Et baissant la tête :

— Je rassemble des sous pour lui donner, pour qu’elle puisse s’acheter de la nourriture.

— C’est très généreux de ta part. Nous t’en félicitons. Mais jamais tu ne pourras rassembler suffisamment d’argent pour nourrir cette enfant.

— Déjà depuis que je partage mon croissant avec elle, vous verriez comme elle travaille bien à l’école !

— Ma chérie, nous sommes fiers de toi. Mais tu ne peux pas la prendre en charge comme ça. Tu peux continuer à partager ton croissant avec elle si tu le souhaites. C’est déjà pas si mal. D’autant plus que ça a l’air de faire son effet. Tu ne peux pas faire plus. Tu comprends ?

— Je ne sais pas. Je pensais que j’y arriverais.

Emilie aurait voulu en faire beaucoup plus, mais ses parents avaient sans doute raison. Quand ils allaient en courses et passaient à la caisse, c’est vrai qu’il y en avait pour une bonne somme d’argent. À contrecœur, elle abdiqua.

De son côté, Sophie ne se sentait pas très satisfaite d’elle pour avoir soupçonné à tort Zadig. Elle s’en voulait de s’être laissée influencer par Sandrine et d’avoir jugé le gamin sans ménagement. Aurait-elle eu les mêmes pensées vis-à-vis d’un enfant d’ici ? Rongée de culpabilité, elle avait besoin de se racheter. Une idée qu’elle soumit à son mari lui vint à l’esprit. Il fallait sortir cette famille de la misère. Il fallait lui redonner sa dignité. Seul un travail pourrait les aider à y parvenir.

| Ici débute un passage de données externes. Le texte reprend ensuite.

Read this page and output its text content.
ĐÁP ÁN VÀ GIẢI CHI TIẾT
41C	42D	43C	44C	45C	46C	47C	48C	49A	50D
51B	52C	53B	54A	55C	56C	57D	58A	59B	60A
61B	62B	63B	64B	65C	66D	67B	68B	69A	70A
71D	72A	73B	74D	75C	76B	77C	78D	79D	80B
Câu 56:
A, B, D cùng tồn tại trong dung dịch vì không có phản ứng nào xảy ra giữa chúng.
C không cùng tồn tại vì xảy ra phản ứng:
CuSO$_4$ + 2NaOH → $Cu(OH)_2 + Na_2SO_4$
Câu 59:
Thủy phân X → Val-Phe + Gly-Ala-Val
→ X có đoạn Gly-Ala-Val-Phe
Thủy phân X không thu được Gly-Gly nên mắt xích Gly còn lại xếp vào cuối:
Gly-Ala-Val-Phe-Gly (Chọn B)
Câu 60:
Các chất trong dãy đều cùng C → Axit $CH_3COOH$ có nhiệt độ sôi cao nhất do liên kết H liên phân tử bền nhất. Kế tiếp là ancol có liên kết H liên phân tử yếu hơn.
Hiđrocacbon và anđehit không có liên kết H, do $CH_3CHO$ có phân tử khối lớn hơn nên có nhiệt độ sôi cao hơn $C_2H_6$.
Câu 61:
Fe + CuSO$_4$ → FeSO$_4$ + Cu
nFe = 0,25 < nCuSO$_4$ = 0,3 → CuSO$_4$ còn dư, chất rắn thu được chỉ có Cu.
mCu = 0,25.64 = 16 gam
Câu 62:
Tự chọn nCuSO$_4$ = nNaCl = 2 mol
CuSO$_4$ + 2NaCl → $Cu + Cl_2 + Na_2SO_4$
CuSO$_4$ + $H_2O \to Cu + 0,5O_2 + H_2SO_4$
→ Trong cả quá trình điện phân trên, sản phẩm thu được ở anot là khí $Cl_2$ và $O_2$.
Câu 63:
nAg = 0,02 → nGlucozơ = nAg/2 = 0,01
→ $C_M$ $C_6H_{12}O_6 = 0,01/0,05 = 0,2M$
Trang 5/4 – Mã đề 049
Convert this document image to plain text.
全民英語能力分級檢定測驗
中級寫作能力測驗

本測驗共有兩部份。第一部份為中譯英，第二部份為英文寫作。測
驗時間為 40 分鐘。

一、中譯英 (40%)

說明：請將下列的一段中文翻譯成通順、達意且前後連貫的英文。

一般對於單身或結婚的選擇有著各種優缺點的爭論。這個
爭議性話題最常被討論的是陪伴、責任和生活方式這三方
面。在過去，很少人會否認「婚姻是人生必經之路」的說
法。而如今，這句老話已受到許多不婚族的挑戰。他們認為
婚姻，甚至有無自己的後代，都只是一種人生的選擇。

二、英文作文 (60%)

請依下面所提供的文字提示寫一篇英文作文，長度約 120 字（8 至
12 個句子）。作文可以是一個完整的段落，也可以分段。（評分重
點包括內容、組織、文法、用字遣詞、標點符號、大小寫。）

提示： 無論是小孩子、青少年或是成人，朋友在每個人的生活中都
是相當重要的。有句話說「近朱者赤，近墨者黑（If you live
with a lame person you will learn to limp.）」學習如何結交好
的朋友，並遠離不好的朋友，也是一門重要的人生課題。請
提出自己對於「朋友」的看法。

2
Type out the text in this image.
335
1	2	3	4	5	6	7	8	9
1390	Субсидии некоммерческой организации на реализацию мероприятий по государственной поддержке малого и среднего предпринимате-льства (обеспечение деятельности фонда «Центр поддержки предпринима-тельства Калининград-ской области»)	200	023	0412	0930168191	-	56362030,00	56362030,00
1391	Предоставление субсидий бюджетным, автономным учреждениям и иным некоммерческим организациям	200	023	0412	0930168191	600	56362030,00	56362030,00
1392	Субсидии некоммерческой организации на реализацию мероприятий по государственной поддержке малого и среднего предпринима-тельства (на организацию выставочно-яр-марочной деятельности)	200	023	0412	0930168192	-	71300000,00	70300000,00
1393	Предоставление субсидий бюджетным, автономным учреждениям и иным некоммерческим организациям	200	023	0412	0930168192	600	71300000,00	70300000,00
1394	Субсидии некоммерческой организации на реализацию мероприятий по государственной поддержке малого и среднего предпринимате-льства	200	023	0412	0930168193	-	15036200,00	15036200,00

Aussi, quelques jours plus tard, sur les conseils de Sophie, le père d’Emilie rencontrait Stelian, le papa de Stefania et Zadig. Il y avait beaucoup à faire depuis des mois dans la petite entreprise d’espaces verts qu’Alexandre dirigeait. A l’issue de l’entretien, une poignée de main scella le contrat de travail qui unirait dorénavant les deux hommes. Il fallait donner sa chance à Stelian et Emilie n’aurait plus à s’inquiéter pour son amie. Elle continua simplement à partager avec elle son croissant du matin. De son côté, Stefania qui s’était beaucoup améliorée dans la pratique du dessin, lui offrit un portrait. La blondeur et la finesse des traits du visage représenté personnifiaient sans équivoque son modèle.